Nach dem Beben in Chile: Verspätete Hilfe für die Opfer
Noch immer kommt Hilfe aus dem Ausland kaum an. Der Nationalstolz der chilenischen Regierung behinderte die Lieferungen.
PORTO ALEGRE taz | Am fünften Tag nach dem Erdbeben in Chile hat sich die Lage im Katastrophengebiet an der Pazifikküste leicht entspannt. Alle Orte seien mittlerweile auf dem Landweg zu erreichen, sagte gestern Infrastrukturminister Sergio Bitar. Auch zu massiven Plünderungen wie in den ersten Tagen kam es wegen der Präsenz von mittlerweile 12.000 Soldaten nicht mehr. Im Großraum Concepción, wo eine Million Menschen leben, verlängerte die Armee die Ausgangssperre auf 18 Stunden bis zwölf Uhr mittags. Wasser und Strom gab es nur in wenigen Bezirken.
Die amtlich bestätigte Zahl der Toten lag am Mittwochmorgen bei 799, Hunderte werden immer noch vermisst. Vom stärksten Beben der letzten 50 Jahre sind zwei Millionen Menschen betroffen. Vielerorts trafen erst am Dienstag die ersten Hilfslieferungen ein. "Ich verstehe es nicht", sagte Sandra González aus der Provinzhauptstadt Talca. "Nach Haiti hat unsere Regierung innerhalb von 12 Stunden Hilfsgüter geliefert."

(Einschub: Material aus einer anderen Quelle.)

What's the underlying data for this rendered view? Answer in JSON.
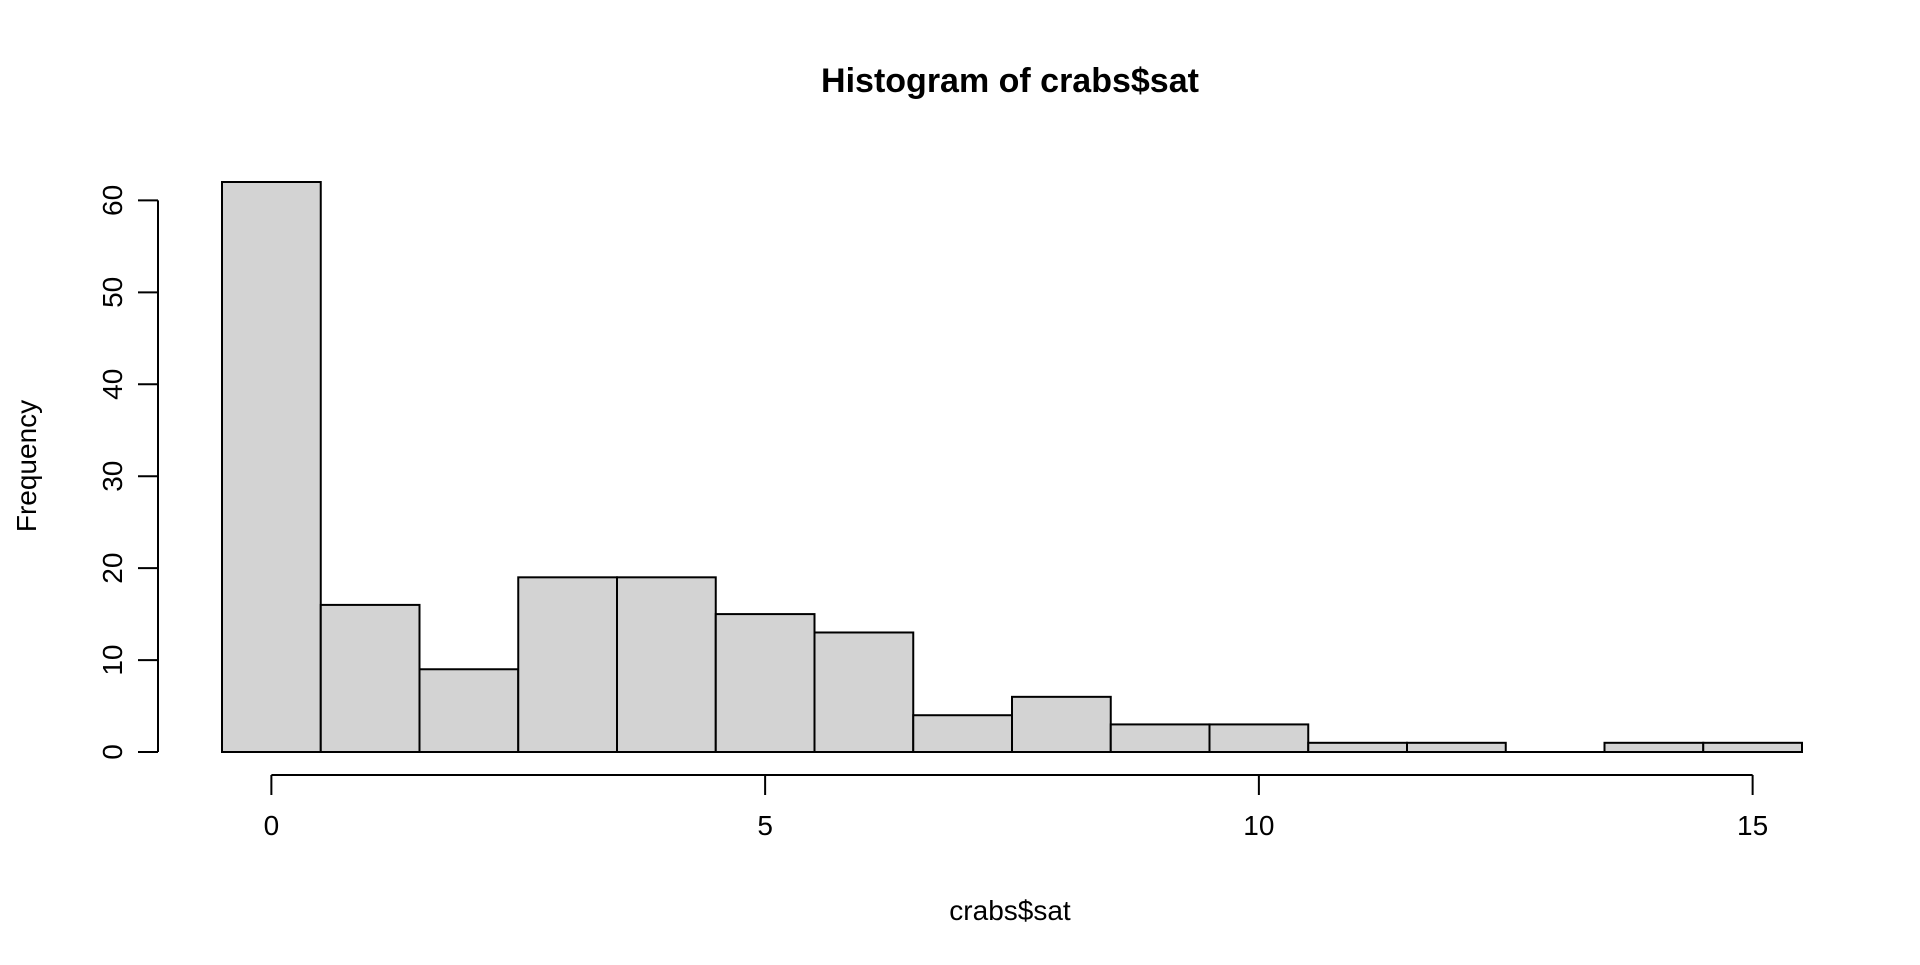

Die erste Hilfe aus dem Ausland, die die Regierung offiziell entgegennahm, waren 62 Satellitentelefone, die US-Außenministerin Hillary Clinton tags darauf im Gepäck hatte - und das, obwohl erste Hilfsangebote aus aller Welt bereits wenige Stunden nach der Katastrophe eingetroffen waren. Etliche Regierungen und die UN wurden mit der Auskunft hingehalten, man müsse erst eine Liste mit den benötigen Gütern ausarbeiten, berichtete die Tageszeitung La Tercera. So habe Israel schon am Samstag Feldlazarette, mobile Brücken und Wasserreinigungsanlagen angeboten, doch die stereotype Antwort habe gelautet: "Alles unter Kontrolle."
Außenminister Mariano Fernández sagte: "Wir sind dankbar für die Angebote, aber wir wollen die Hilfen nicht behindern, die andere Länder wie Haiti nötiger haben." Dennoch lobte die stellvertretende UN-Nothilfekoordinatorin Catherine Bragg am Dienstag die "klare Führung" der Regierung.
Streit gab es auch darüber, ob durch klare Tsunamiwarnungen nicht Hunderte vor den Sturmwellen hätten gerettet werden können, die eine halbe Stunde nach dem Beben der Stärke 8,8 über die Küstenorte hereinbrachen. Die ersten Informationen der Marine seien so ungenau gewesen, dass klare Anweisungen unmöglich gewesen seien, sagte Zivilschutz-Chefin Carmen Fernández. Die Bevölkerung sei nicht ausreichend auf derartige Katastrophen vorbereitet, räumte sie ein, "dafür haben wir keinen Etat."